In answer to the question about the implication $({\mathscr{S}}) \Rightarrow (\star)$ :
Suppose you are given six integers $a_0,a_1,a_2,a_3,a_4,a_6$. Then, there is an (obviously unique) sequence $(a_n)_{n\in{\mathbb N}}$ satisfying $(\star)$ and taking those initial values. In fact, mimicking the computation in Julian Rosen's linked answer, we obtain
$$ \begin{array}{lcl} a_n &=& \bigg(\frac{a_0}{3}+\frac{a_1}{2}+\frac{5a_2}{6}-\frac{a_3}{3}-\frac{a_4}{3}+\frac{a_6}{6}\bigg) \\ &=& + \bigg(-\frac{a_0}{30}-\frac{a_1}{40}-\frac{a_2}{120}+\frac{a_3}{40}+\frac{a_4}{30}+\frac{a_6}{120}\bigg) n^2 \\ &=& + \bigg(-\frac{a_0}{2}+\frac{a_1}{8}-\frac{5a_2}{8}+\frac{7a_3}{8}+\frac{a_4}{2}-\frac{3a_6}{8}\bigg) \chi_{2\mathbb Z}(n) \\ &=& + \bigg(\frac{2a_0}{3}-\frac{a_2}{3}-\frac{2a_4}{3}+\frac{a_6}{3}\bigg) \chi_{3\mathbb Z}(n) \\ &=& + \bigg(-\frac{a_1}{2}-\frac{a_2}{2}+\frac{a_3}{2}+a_4-\frac{a_6}{2}\bigg) \chi_{4\mathbb Z}(n) \\ &=& + \bigg(\frac{a_0}{5}+\frac{2a_1}{5}-\frac{a_2}{5}-\frac{2a_3}{5}-\frac{a_4}{5}+\frac{a_6}{5}\bigg) \left(\frac{n}{5}\right) \\ \end{array} $$
Next, let $(b_n)_{n\in{\mathbb N}}$ be any sequence taking those same initial values $b_0=a_0,a_1,a_2,a_3,a_4,a_6=b_6$ and satisfying $(\mathscr{S})$.
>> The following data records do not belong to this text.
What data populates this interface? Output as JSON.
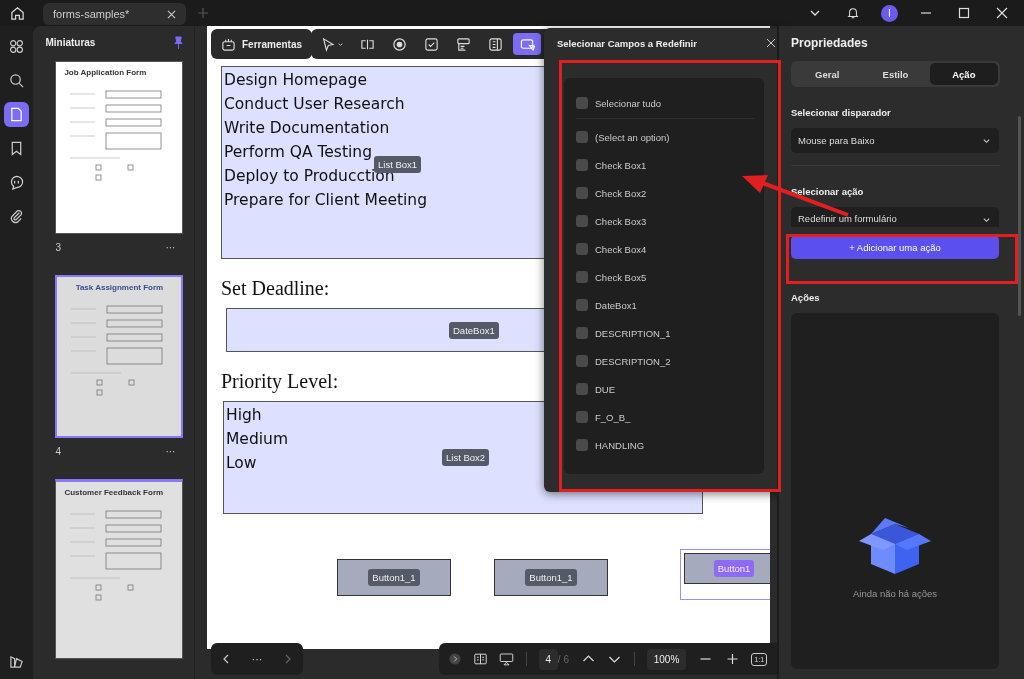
{
  "tab_bar": {
    "tabs": [
      {
        "label": "forms-samples*",
        "selected": true
      }
    ]
  },
  "user": {
    "avatar_initial": "I"
  },
  "sidebar": {
    "items": [
      {
        "kind": "apps",
        "selected": false
      },
      {
        "kind": "search",
        "selected": false
      },
      {
        "kind": "pages",
        "selected": true
      },
      {
        "kind": "bookmark",
        "selected": false
      },
      {
        "kind": "comment",
        "selected": false
      },
      {
        "kind": "attachment",
        "selected": false
      }
    ]
  },
  "thumbnails": {
    "title": "Miniaturas",
    "pinned": true,
    "pages": [
      {
        "number": "3",
        "menu": "···",
        "title": "Job Application Form",
        "selected": false
      },
      {
        "number": "4",
        "menu": "···",
        "title": "Task Assignment Form",
        "selected": true
      },
      {
        "title": "Customer Feedback Form",
        "selected": false
      }
    ]
  },
  "toolbar": {
    "tools_label": "Ferramentas",
    "tools": [
      {
        "kind": "select",
        "selected": false
      },
      {
        "kind": "text-field",
        "selected": false
      },
      {
        "kind": "radio",
        "selected": false
      },
      {
        "kind": "checkbox",
        "selected": false
      },
      {
        "kind": "combo-box",
        "selected": false
      },
      {
        "kind": "list-box",
        "selected": false
      },
      {
        "kind": "button",
        "selected": true
      }
    ]
  },
  "document": {
    "list_box_1": {
      "items": [
        "Design Homepage",
        "Conduct User Research",
        "Write Documentation",
        "Perform QA Testing",
        "Deploy to Producction",
        "Prepare for Client Meeting"
      ],
      "tag": "List Box1"
    },
    "deadline_label": "Set Deadline:",
    "date_field": {
      "tag": "DateBox1"
    },
    "priority_label": "Priority Level:",
    "list_box_2": {
      "items": [
        "High",
        "Medium",
        "Low"
      ],
      "tag": "List Box2"
    },
    "buttons": [
      {
        "tag": "Button1_1",
        "selected": false
      },
      {
        "tag": "Button1_1",
        "selected": false
      },
      {
        "tag": "Button1",
        "selected": true
      }
    ]
  },
  "dialog": {
    "title": "Selecionar Campos a Redefinir",
    "select_all": {
      "label": "Selecionar tudo",
      "checked": false
    },
    "fields": [
      {
        "label": "(Select an option)",
        "checked": false
      },
      {
        "label": "Check Box1",
        "checked": false
      },
      {
        "label": "Check Box2",
        "checked": false
      },
      {
        "label": "Check Box3",
        "checked": false
      },
      {
        "label": "Check Box4",
        "checked": false
      },
      {
        "label": "Check Box5",
        "checked": false
      },
      {
        "label": "DateBox1",
        "checked": false
      },
      {
        "label": "DESCRIPTION_1",
        "checked": false
      },
      {
        "label": "DESCRIPTION_2",
        "checked": false
      },
      {
        "label": "DUE",
        "checked": false
      },
      {
        "label": "F_O_B_",
        "checked": false
      },
      {
        "label": "HANDLING",
        "checked": false
      }
    ]
  },
  "properties": {
    "title": "Propriedades",
    "tabs": [
      {
        "label": "Geral",
        "selected": false
      },
      {
        "label": "Estilo",
        "selected": false
      },
      {
        "label": "Ação",
        "selected": true
      }
    ],
    "trigger_label": "Selecionar disparador",
    "trigger": "Mouse para Baixo",
    "action_label": "Selecionar ação",
    "action": "Redefinir um formulário",
    "add_button": "+ Adicionar uma ação",
    "actions_label": "Ações",
    "empty_text": "Ainda não há ações"
  },
  "bottom_bar": {
    "more": "···",
    "page": "4",
    "page_total": "/ 6",
    "zoom": "100%",
    "zoom_reset": "1:1"
  }
}
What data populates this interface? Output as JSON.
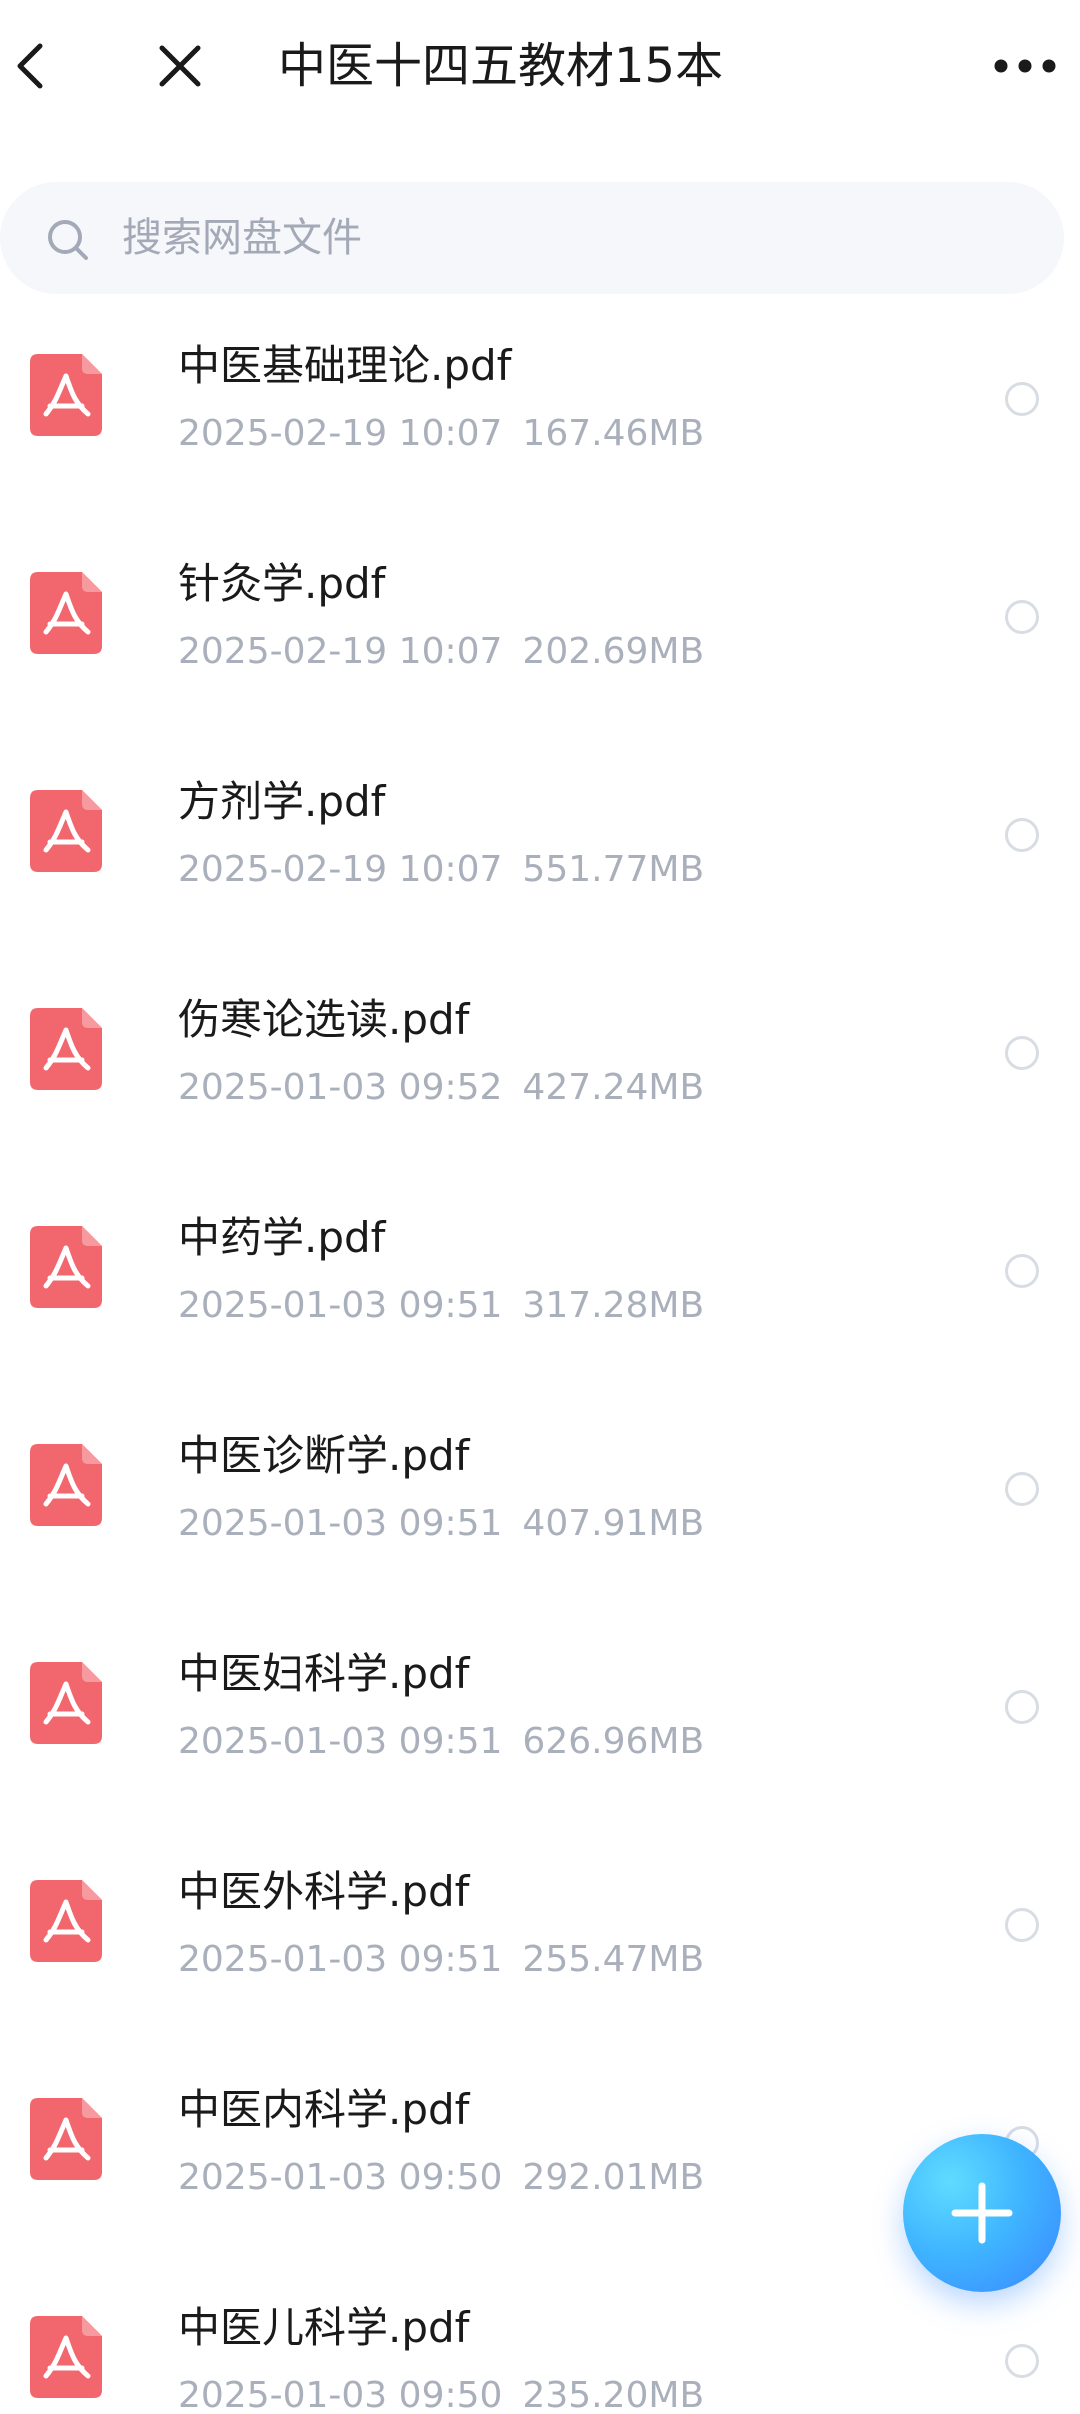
{
  "header": {
    "title": "中医十四五教材15本"
  },
  "search": {
    "placeholder": "搜索网盘文件"
  },
  "files": [
    {
      "name": "中医基础理论.pdf",
      "date": "2025-02-19",
      "time": "10:07",
      "size": "167.46MB"
    },
    {
      "name": "针灸学.pdf",
      "date": "2025-02-19",
      "time": "10:07",
      "size": "202.69MB"
    },
    {
      "name": "方剂学.pdf",
      "date": "2025-02-19",
      "time": "10:07",
      "size": "551.77MB"
    },
    {
      "name": "伤寒论选读.pdf",
      "date": "2025-01-03",
      "time": "09:52",
      "size": "427.24MB"
    },
    {
      "name": "中药学.pdf",
      "date": "2025-01-03",
      "time": "09:51",
      "size": "317.28MB"
    },
    {
      "name": "中医诊断学.pdf",
      "date": "2025-01-03",
      "time": "09:51",
      "size": "407.91MB"
    },
    {
      "name": "中医妇科学.pdf",
      "date": "2025-01-03",
      "time": "09:51",
      "size": "626.96MB"
    },
    {
      "name": "中医外科学.pdf",
      "date": "2025-01-03",
      "time": "09:51",
      "size": "255.47MB"
    },
    {
      "name": "中医内科学.pdf",
      "date": "2025-01-03",
      "time": "09:50",
      "size": "292.01MB"
    },
    {
      "name": "中医儿科学.pdf",
      "date": "2025-01-03",
      "time": "09:50",
      "size": "235.20MB"
    }
  ],
  "icons": {
    "back": "chevron-left-icon",
    "close": "close-icon",
    "more": "more-horizontal-icon",
    "search": "search-icon",
    "file": "pdf-file-icon",
    "fab": "plus-icon"
  },
  "colors": {
    "pdf_red": "#f2676e",
    "fab_blue": "#3fb6ff",
    "meta_gray": "#aab0bb"
  }
}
Using the first line of $(\mathscr{S})$ for $t=0$, we see that
$$ b_5=b_3+b_4-b_0=a_3+a_4-a_0=a_5 $$
Using the second line of $(\mathscr{S})$ for $t=3$, we see that
$$ b_7=2b_5-b_1=2a_5-a_1=a_7 $$
Using the first line of $(\mathscr{S})$ for $t=4$, we see that
$$ b_8=b_4+b_7-b_1=a_4+a_7-a_1=a_8 $$
Using the second line of $(\mathscr{S})$ for $t=4$, we see that
$$ b_9=b_6+b_7-b_2=a_6+a_7-a_2=a_9 $$
We have thus shown that $b_n=a_n$ for $0\leq n \leq 9$. When $n\gt 9$, $n$ can be written as $2t$ or $2t+1$ where $t\geq 5$, and for this $t$ we can remove the absolute values in $(\mathscr{S})$ : $(\mathscr{S})$ becomes
$$(\mathscr{S'}):\left\{\begin{array}{rcl} a_{2t}&=&a_{2t-4}+a_{t+3}-a_{t-5}\\ a_{2t+1}&=&a_{2t-1}+a_{t+2}-a_{t-2} \end{array}\right..$$
And it is clear that all those indexes on the RHS $2t-4,t+3,t-5,2t-1,t+2,t-2$ are all strictly smaller than $n$. It therefore follows by induction that $b_n=a_n$. So the two sequences $(b_n)$ and $(a_n)$ are the same, and hence $(b_n)$ satisfies $(\star)$ since $(a_n)$ does.